Видимо, Семен перестарался. Расстилая семейную реликвию, он не заметил, как край одеяла зацепился за угол кровати. Резко взмахнув руками, чтобы еще раз расправить начинку из истлевшего пуха он услышал треск ткани. Уже через минуту комната была полна женских слез, криков матери и разбросанных по полу ошметков гусиного пуха. Целый день Семен провел, стоя в углу, а мать штопала лоскуты, расползающиеся в руках.
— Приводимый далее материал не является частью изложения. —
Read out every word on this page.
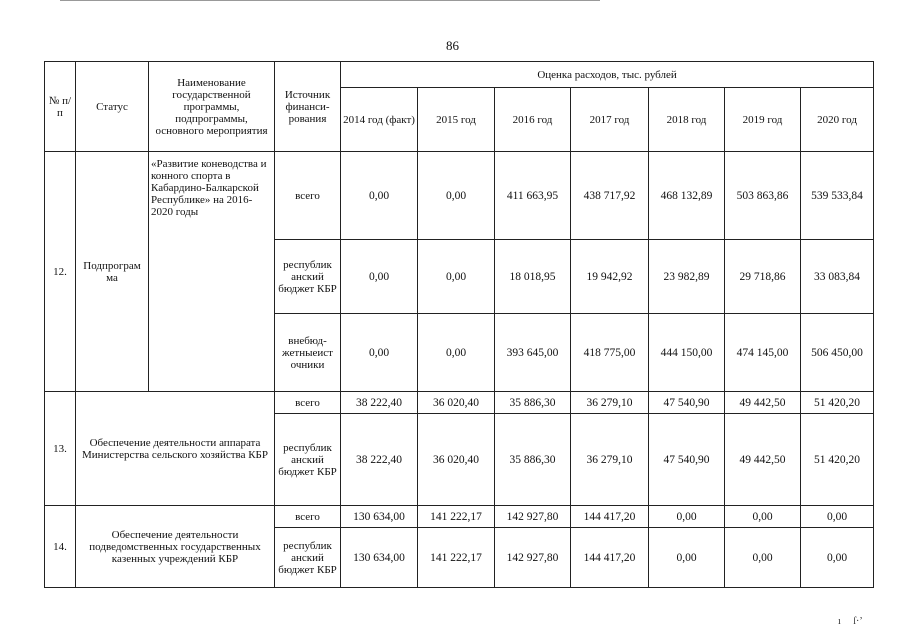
86
№ п/п	Статус	Наименование государственной программы, подпрограммы, основного мероприятия	Источник финанси-рования	Оценка расходов, тыс. рублей						
				2014 год (факт)	2015 год	2016 год	2017 год	2018 год	2019 год	2020 год
12.	Подпрограм ма	«Развитие коневодства и конного спорта в Кабардино-Балкарской Республике» на 2016-2020 годы	всего	0,00	0,00	411 663,95	438 717,92	468 132,89	503 863,86	539 533,84
			республик анский бюджет КБР	0,00	0,00	18 018,95	19 942,92	23 982,89	29 718,86	33 083,84
			внебюд-жетныеист очники	0,00	0,00	393 645,00	418 775,00	444 150,00	474 145,00	506 450,00
13.	Обеспечение деятельности аппарата Министерства сельского хозяйства КБР		всего	38 222,40	36 020,40	35 886,30	36 279,10	47 540,90	49 442,50	51 420,20
			республик анский бюджет КБР	38 222,40	36 020,40	35 886,30	36 279,10	47 540,90	49 442,50	51 420,20
14.	Обеспечение деятельности подведомственных государственных казенных учреждений КБР		всего	130 634,00	141 222,17	142 927,80	144 417,20	0,00	0,00	0,00
			республик анский бюджет КБР	130 634,00	141 222,17	142 927,80	144 417,20	0,00	0,00	0,00
ı     ſ·ʼ
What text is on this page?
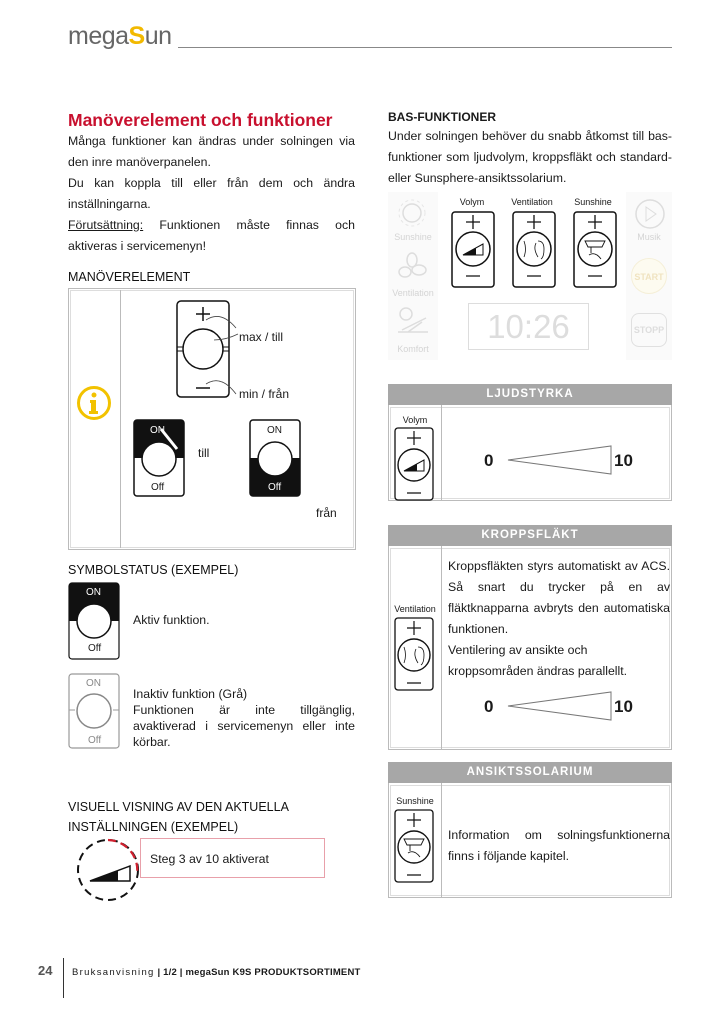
megaSun
Manöverelement och funktioner
Många funktioner kan ändras under solningen via den inre manöverpanelen.
Du kan koppla till eller från dem och ändra inställningarna.
Förutsättning: Funktionen måste finnas och aktiveras i servicemenyn!
MANÖVERELEMENT
max / till
min / från
ON
Off
till
ON
Off
från
SYMBOLSTATUS (EXEMPEL)
ON
Off
Aktiv funktion.
ON
Off
Inaktiv funktion (Grå)
Funktionen är inte tillgänglig, avaktiverad i servicemenyn eller inte körbar.
VISUELL VISNING AV DEN AKTUELLA
INSTÄLLNINGEN (EXEMPEL)
Steg 3 av 10 aktiverat
BAS-FUNKTIONER
Under solningen behöver du snabb åtkomst till bas-funktioner som ljudvolym, kroppsfläkt och standard- eller Sunsphere-ansiktssolarium.
Sunshine
Ventilation
Komfort
Musik
START
STOPP
10:26
Volym	Ventilation	Sunshine
LJUDSTYRKA
Volym
0	10
KROPPSFLÄKT
Ventilation
Kroppsfläkten styrs automatiskt av ACS. Så snart du trycker på en av fläktknapparna avbryts den automatiska funktionen.
Ventilering av ansikte och kroppsområden ändras parallellt.
0	10
ANSIKTSSOLARIUM
Sunshine
Information om solningsfunktionerna finns i följande kapitel.
24 Bruksanvisning | 1/2 | megaSun K9S PRODUKTSORTIMENT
С тех пор Семен чувствовал себя все хуже и хуже. Боясь повредить столь ценное старье, он практически не спал, чтобы случайно не зацепиться во сне за что-нибудь. Кроме того, тело ужасно зудело и через некоторое время вокруг глаз проявились черные круги, щеки впали, а веко стало подрагивать. Наконец, организм не выдержал и у Семена поднялась температура.
«Нервы» - пожал плечами врач, осматривая осунувшегося мальчика. Когда Семена увозили на «скорой», бабушка попыталась всучить одеяло «для здоровья», но внук покрыл ее таким матом, что врач спешно захлопнул двери перед носом бабушки и машина с визгом вылетела из двора.
Пол ночи мать с бабушкой сидели на кухне и лили слезы. Наконец, решили лечь спать. Повинуясь порыву, мама зашла в детскую и легла на кровать сына, прижимая лоскутное одеяло к щеке. Через час, отчаянно расчесывая все тело, она запихивала реликвию в мусорный пакет, отгоняя причитающую бабушку теми же словами, что недавно произносил Семен. За одеялом последовали многократно склеенные чашки и пыльный абажур «бабы Лены». Участи избежало только пианино, в прочем, уже обещанное соседке.
В больнице Семен выспался, набрался сил и только мысль о возвращении к лоскутному одеялу заставляла все-таки подрагивать веко. Всю дорогу домой мама плакала и шептала ему «прости», обнимая его и целуя в макушку.
Зайдя к себе в комнату, Семен обнаружил на кровати упаковку с новым зимним одеялом. Оно было восхитительно мягкое и легкое, с чудесным наполнителем, название которого невозможно было произнести с первого раза. «А как же память?» - проворчала бабушка, глядя на сияющего внука и прижимая к себе одинокий лоскуточек реликвии, что вымолила у матери.
«Бабуля!» - произнес Семен и бабушка сжалась - «Поверь, я тебя никогда не забуду!».